The Awakening of Sunshine Girl (The Haunting of Sunshine Girl, #2)

It’s too late for Michael Weir. But it’s not too late for the two people in front of us. Not yet.

I close my eyes. I draw the spirit of the demon’s intended victim close, letting his life wash over me. He has two children, neither older than six. He works on a farm miles away, picking tomatoes that will be shipped to American grocery stores, still fresh from the vine. He walks to work every morning before dawn and comes home each night after dark. The demon has held him in this shack for hours. He’s exhausted. But no matter how tired he is, his mouth never stops moving; he never stops begging for his life. He wants to live. He has to live.

Suddenly I can see his family wailing with grief, his wife raking her fingers across her cheeks in agony. I know I’m seeing what will happen if he dies.

I perceive the larger man’s spirit next, struggling to survive beneath the weight of the demon. This is his house. He works on the farm too. An image of his life flashes before me: he is the fastest picker on the vine, his long arms and legs allowing him to reach farther than any of his coworkers. I can see his dreams: he longs to get away from this place. He dreams of cooler nights and seeing snow for the very first time.

I’m concentrating so hard, I don’t notice when my hair catches fire.

“Sunshine!” Lucio shouts as if I’m far away instead of standing right beside him. He grabs me, wrapping my face in his arms and squeezing. I can’t breathe. He’s trying to smother the flames, but I’m getting smothered right along with them.

As the world fades to black, I’m aware of the sound of laughter. The demon is pleased with itself. I struggle against Lucio’s hold as he drags me out of the shack and into the bright sunlight.

“No!” I try to disentangle myself from Lucio’s embrace, kicking against the dry ground like I think I can run back into the cottage, even with Lucio’s arms around me.

“Sunshine, what were you thinking?” he shouts. He loosens his grip just for a second, but it’s long enough for me to take a deep breath. I cough as the taste of burnt hair fills my throat.

“Let me go!” I manage, pushing against Lucio’s chest. If we wait much longer, it will be too late to save the two men we left inside. Lucio shifts his grip so his fingers are wrapped around my hair like a human ponytail holder, snuffing out the little fire that remains. I reach up and pat my head; instead of the usual frizzball, my hair stops just above my shoulders. There are patches in the back where it has been singed off completely, like I’ve been given a buzz cut along my neckline.

“I’m okay,” I insist. Lucio’s hands are still on me, his fingers grazing the bare spots on my scalp. There are welts rising on his palms where the fire burned him. They look painful, but Lucio and I both know they will heal: demons can wound us, but they can’t damage us beyond repair.

“You won’t be able to help anyone if you’re on fire,” Lucio snaps, dropping his hands. “Why weren’t you using your weapon in there?”

If Aidan were here, he would say that my sensitivity got in the way again. This time it not only kept the weapon from manifesting quickly; it kept me from using it at all. He would know that instead of focusing on the task at hand, I was thinking about the man with two children and a baby on the way, about the man who had never seen snow.

“We should get out of here,” Lucio says. “We’ll come back with Aidan.”

By then it will be too late. These two men will be gone, and the demon will have moved on to its next victim. We ran away from this demon once before; we’re not going to do it again.

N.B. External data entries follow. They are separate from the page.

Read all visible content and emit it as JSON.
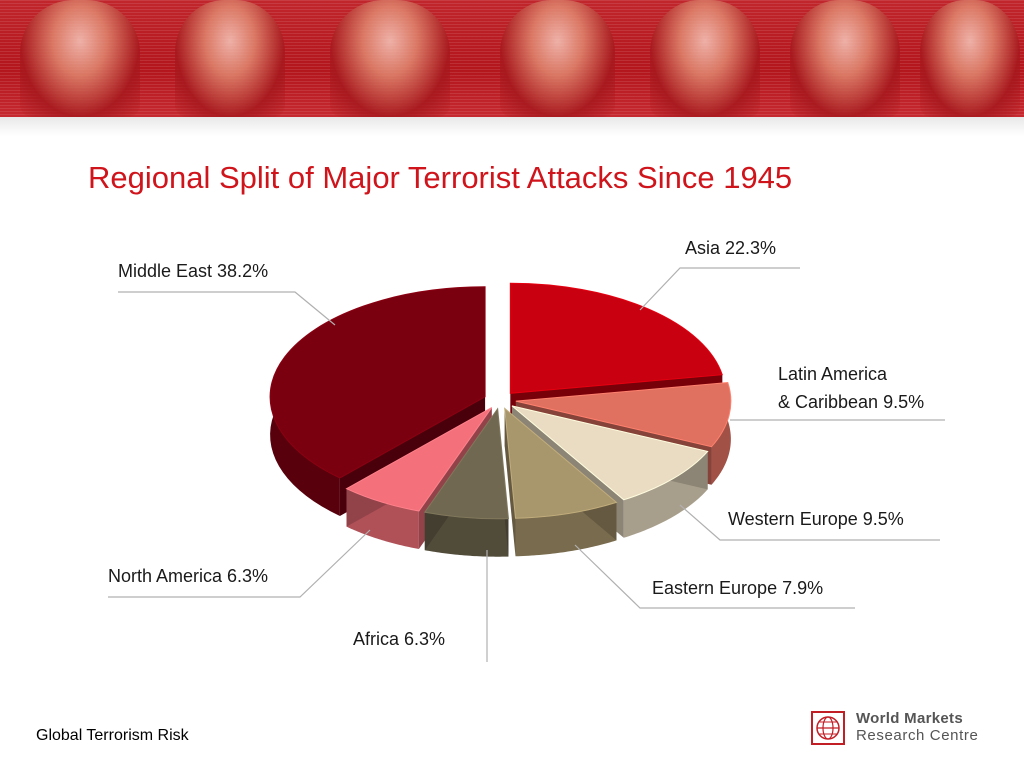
{
  "slide": {
    "title": "Regional Split of Major Terrorist Attacks Since 1945",
    "footer": "Global Terrorism Risk"
  },
  "logo": {
    "name": "World Markets",
    "sub": "Research Centre",
    "color": "#c21e25"
  },
  "banner": {
    "color": "#b3161c"
  },
  "chart_data": {
    "type": "pie",
    "title": "Regional Split of Major Terrorist Attacks Since 1945",
    "unit": "%",
    "legend": "none",
    "slices": [
      {
        "label": "Asia 22.3%",
        "name": "Asia",
        "value": 22.3,
        "color": "#c8000f"
      },
      {
        "label": "Latin America",
        "label2": "& Caribbean 9.5%",
        "name": "Latin America & Caribbean",
        "value": 9.5,
        "color": "#e07060"
      },
      {
        "label": "Western Europe 9.5%",
        "name": "Western Europe",
        "value": 9.5,
        "color": "#eadcc2"
      },
      {
        "label": "Eastern Europe 7.9%",
        "name": "Eastern Europe",
        "value": 7.9,
        "color": "#a8966c"
      },
      {
        "label": "Africa 6.3%",
        "name": "Africa",
        "value": 6.3,
        "color": "#706850"
      },
      {
        "label": "North America 6.3%",
        "name": "North America",
        "value": 6.3,
        "color": "#f4707a"
      },
      {
        "label": "Middle East 38.2%",
        "name": "Middle East",
        "value": 38.2,
        "color": "#7a0010"
      }
    ]
  }
}
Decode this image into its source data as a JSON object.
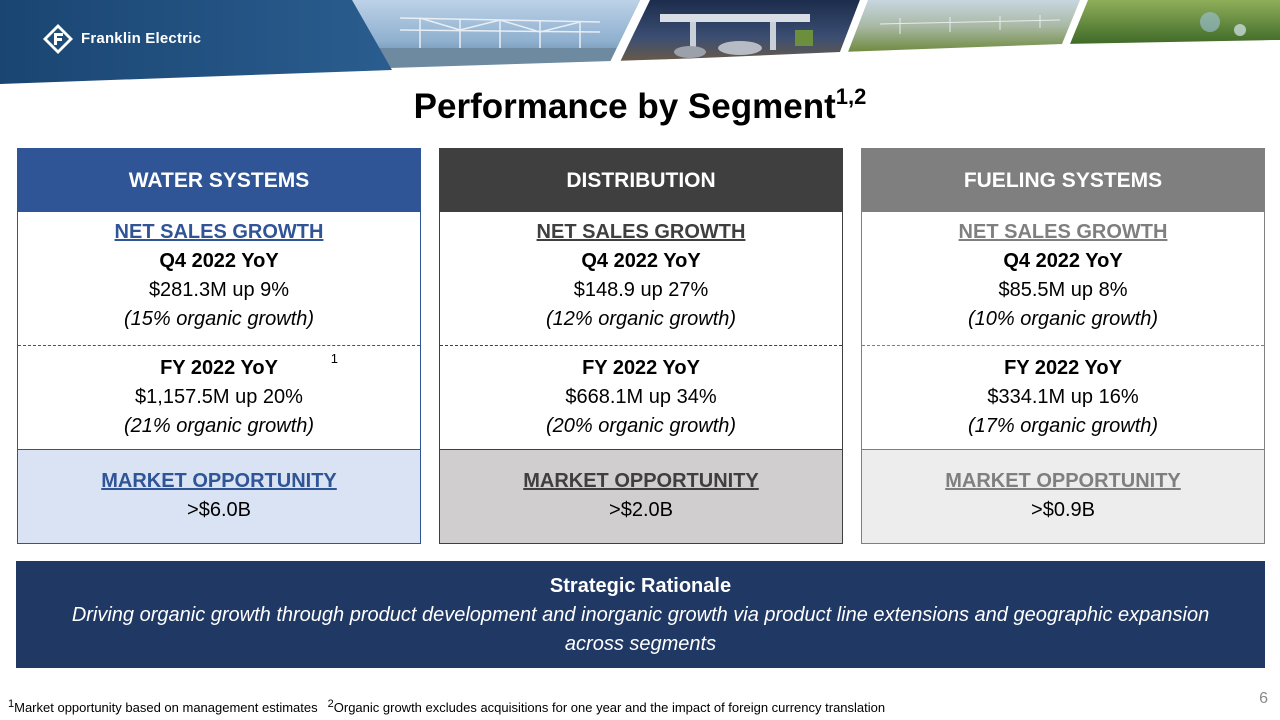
{
  "brand": {
    "name": "Franklin Electric"
  },
  "title": {
    "text": "Performance by Segment",
    "sup": "1,2"
  },
  "segments": [
    {
      "name": "WATER SYSTEMS",
      "growth_label": "NET SALES GROWTH",
      "q4_label": "Q4 2022 YoY",
      "q4_value": "$281.3M up 9%",
      "q4_organic": "(15% organic growth)",
      "fy_label": "FY 2022 YoY",
      "fy_value": "$1,157.5M up 20%",
      "fy_organic": "(21% organic growth)",
      "fy_footnote": "1",
      "market_label": "MARKET OPPORTUNITY",
      "market_value": ">$6.0B"
    },
    {
      "name": "DISTRIBUTION",
      "growth_label": "NET SALES GROWTH",
      "q4_label": "Q4 2022 YoY",
      "q4_value": "$148.9 up 27%",
      "q4_organic": "(12% organic growth)",
      "fy_label": "FY 2022 YoY",
      "fy_value": "$668.1M up 34%",
      "fy_organic": "(20% organic growth)",
      "market_label": "MARKET OPPORTUNITY",
      "market_value": ">$2.0B"
    },
    {
      "name": "FUELING SYSTEMS",
      "growth_label": "NET SALES GROWTH",
      "q4_label": "Q4 2022 YoY",
      "q4_value": "$85.5M up 8%",
      "q4_organic": "(10% organic growth)",
      "fy_label": "FY 2022 YoY",
      "fy_value": "$334.1M up 16%",
      "fy_organic": "(17% organic growth)",
      "market_label": "MARKET OPPORTUNITY",
      "market_value": ">$0.9B"
    }
  ],
  "rationale": {
    "title": "Strategic Rationale",
    "body": "Driving organic growth through product development and inorganic growth via product line extensions and geographic expansion across segments"
  },
  "footnotes": [
    {
      "mark": "1",
      "text": "Market opportunity based on management estimates"
    },
    {
      "mark": "2",
      "text": "Organic growth excludes acquisitions for one year and the impact of foreign currency translation"
    }
  ],
  "page_number": "6",
  "colors": {
    "water": "#2f5597",
    "distribution": "#3f3f3f",
    "fueling": "#7f7f7f",
    "rationale_bg": "#203864",
    "banner_navy": "#1f4e79"
  }
}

I think of the tall man’s dreams of snow as I pull myself to my feet. Of his spirit being crushed beneath the weight of the demon as surely as a body can be crushed beneath bricks and mortar as I reach into the back pocket of my ragged denim shorts.

I think of the smaller man’s little girl as I put one foot in front of the other.

Of his wife, pressing her hands to her swollen belly, of the way she will scream if he dies as I hold the knife out in front of me.

At once I’m not afraid of the enormous man waiting inside. I’m holding the old knife in front of me like a sword.

“I can do this,” I promise Lucio.

I will fight this demon.

I will not let it kill the man at its feet.

I will not let it destroy the man it has taken possession of.





CHAPTER THIRTY

The Storm





Inside the shack the demon takes one hot step toward me, dragging the human behind him. I can feel that the smaller man’s spirit is already loosened from his flesh. He’s beginning to die.

The knife twitches in my grip, but I hold fast, waiting for it to become whatever it needs to become to save the day.

It stays a knife.

“Sunshine?” Lucio says, no more than one step behind me. The knife twitches again, violently this time, its dull blade ripping a gash in my skin.